Какими бы болезнями человек ни страдал, смысл в его жизни все равно есть. Пускай мы его не видим, не понимаем — но Бог видит. Поэтому аборт — убийство, ведь каждый эмбрион — это отдельная, Богом данная жизнь. Грех детоубийства выжигает душу и матери, и ее супругу или «партнеру», и родственникам, толкнувшим на это, и врачам. А что происходит после убийства, мы знаем хотя бы из романа Достоевского «Преступление и наказание», где до Раскольникова доходит: «Я не старушонку, я себя убил».

Всякое действие имеет и обратные последствия.

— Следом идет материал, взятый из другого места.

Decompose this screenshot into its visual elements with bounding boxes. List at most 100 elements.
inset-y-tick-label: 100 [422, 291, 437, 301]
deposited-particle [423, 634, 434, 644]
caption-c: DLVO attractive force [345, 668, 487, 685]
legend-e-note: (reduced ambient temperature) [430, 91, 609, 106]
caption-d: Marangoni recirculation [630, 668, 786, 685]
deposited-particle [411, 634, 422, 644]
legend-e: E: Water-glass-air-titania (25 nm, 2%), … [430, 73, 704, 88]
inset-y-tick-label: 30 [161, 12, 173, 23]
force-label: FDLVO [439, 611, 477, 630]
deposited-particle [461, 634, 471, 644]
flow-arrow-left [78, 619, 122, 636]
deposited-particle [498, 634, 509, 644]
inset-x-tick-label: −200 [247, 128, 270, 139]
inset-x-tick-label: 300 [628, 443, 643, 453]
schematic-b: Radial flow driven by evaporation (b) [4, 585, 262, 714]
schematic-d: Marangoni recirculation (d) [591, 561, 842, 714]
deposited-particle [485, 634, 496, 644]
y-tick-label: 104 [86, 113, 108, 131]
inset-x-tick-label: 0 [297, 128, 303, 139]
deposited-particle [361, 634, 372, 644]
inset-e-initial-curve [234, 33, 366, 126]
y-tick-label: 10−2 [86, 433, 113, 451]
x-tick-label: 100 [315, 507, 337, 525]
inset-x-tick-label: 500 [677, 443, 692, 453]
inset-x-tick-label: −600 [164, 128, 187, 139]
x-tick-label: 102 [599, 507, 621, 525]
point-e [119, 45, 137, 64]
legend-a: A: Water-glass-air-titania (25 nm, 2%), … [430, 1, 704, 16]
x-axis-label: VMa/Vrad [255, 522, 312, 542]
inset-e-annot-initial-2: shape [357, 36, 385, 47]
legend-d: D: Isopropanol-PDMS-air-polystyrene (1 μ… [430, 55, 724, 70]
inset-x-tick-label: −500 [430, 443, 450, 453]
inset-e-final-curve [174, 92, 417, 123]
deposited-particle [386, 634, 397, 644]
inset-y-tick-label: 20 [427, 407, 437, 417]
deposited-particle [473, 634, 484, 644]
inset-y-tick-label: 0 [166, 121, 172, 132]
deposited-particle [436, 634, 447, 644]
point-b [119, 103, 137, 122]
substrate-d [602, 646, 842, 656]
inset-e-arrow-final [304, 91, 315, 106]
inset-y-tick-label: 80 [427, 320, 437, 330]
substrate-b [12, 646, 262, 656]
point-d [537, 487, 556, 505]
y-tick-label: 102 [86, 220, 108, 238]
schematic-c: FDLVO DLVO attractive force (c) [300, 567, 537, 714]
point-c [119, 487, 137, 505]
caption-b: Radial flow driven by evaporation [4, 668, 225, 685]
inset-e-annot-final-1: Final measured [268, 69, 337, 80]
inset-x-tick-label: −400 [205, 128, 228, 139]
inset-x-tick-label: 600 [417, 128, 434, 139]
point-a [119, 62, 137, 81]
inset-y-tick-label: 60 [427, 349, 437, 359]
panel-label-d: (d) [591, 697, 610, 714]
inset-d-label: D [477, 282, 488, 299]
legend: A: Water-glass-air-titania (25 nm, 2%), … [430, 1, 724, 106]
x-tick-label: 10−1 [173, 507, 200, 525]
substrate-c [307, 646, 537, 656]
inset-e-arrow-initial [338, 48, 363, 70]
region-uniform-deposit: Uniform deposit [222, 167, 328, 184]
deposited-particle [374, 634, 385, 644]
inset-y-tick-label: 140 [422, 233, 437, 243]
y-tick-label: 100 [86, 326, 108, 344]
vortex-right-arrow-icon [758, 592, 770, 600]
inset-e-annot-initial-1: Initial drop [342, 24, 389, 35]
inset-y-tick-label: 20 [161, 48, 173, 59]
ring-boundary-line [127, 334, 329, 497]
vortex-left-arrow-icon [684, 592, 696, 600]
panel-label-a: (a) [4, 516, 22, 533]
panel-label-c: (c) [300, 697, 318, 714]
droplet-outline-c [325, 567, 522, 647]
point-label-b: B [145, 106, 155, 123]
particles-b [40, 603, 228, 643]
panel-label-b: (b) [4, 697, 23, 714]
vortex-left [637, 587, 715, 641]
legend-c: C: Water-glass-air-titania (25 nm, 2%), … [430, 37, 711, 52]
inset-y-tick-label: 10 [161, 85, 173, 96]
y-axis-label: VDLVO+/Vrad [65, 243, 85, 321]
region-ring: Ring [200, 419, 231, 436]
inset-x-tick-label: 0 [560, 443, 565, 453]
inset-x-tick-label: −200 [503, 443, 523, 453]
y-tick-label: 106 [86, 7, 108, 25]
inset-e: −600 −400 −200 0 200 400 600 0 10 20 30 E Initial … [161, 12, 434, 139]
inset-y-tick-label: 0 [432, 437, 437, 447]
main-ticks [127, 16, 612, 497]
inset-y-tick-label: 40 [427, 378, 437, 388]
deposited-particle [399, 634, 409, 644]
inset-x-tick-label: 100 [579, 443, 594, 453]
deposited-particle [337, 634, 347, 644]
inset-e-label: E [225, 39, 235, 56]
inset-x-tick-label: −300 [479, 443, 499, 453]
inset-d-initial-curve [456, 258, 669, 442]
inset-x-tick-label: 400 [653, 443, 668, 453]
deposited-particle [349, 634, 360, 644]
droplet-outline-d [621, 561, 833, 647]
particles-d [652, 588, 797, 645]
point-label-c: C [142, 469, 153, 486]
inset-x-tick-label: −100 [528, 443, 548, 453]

Продление биологической жизни ценой уничтожения человеческих эмбрионов умерщвляет душу, и та начинает распадаться.

Именно в этом контексте мы воспринимаем аборты и клонирование человека.

— И все-таки позвольте вновь вернуться к нашему первому вопросу: быть может, основная проблема стремления к вечной молодости еще и в том, что каждому возрасту свойственно нечто свое, и от этого нельзя убежать, будет только хуже?

— В принципе, это так. Влияет и физиология, и накопленный к данному моменту жизненный опыт. Но бывают и исключения. Мне приходилось видеть восьми-десятилетних детей, приговоренных к смерти различными болезнями, и близость исхода давала им мудрость, которой не встретишь у взрослых. Но встречались мне и люди весьма зрелого возраста, которые в стремлении прихорашиваться, омолаживаться, говорить только про кофточки и модные машины закупоривали себя в отрочестве. И здесь важно понять одну вещь: время — благословение, а не прокрустово ложе нашей судьбы. В каждом возрасте человеку по-своему открывается жизнь. По-разному воспринимается не только мир, но и вера. К примеру, подросток готов идти во всем до конца — в том числе и в служении Богу. Не случайно многие из тех, кто стали монахами, приняли такое решение в раннем возрасте, в 12−14 лет. Конечно, с течением времени мы меняемся. Приходит опыт компромиссов, и уже нет той решимости и жертвенности. С каждым годом все сложнее менять свою душу, сложнее ее перевернуть. Человек ищет утешения, уверения… каких-то совсем не юношеских интонаций в нашей церковной традиции.

Но тут возникает вопрос о границах. Что считать молодостью, что зрелостью, что старостью? В реальной жизни все очень сложно, единых критериев нет. Возраст биологический и возраст духовный далеко не всегда совпадают. Поэтому не всегда нужно подгонять себя под свои года. Можно до старости играть в детство, а можно и будучи ребенком, прикоснуться к вечности.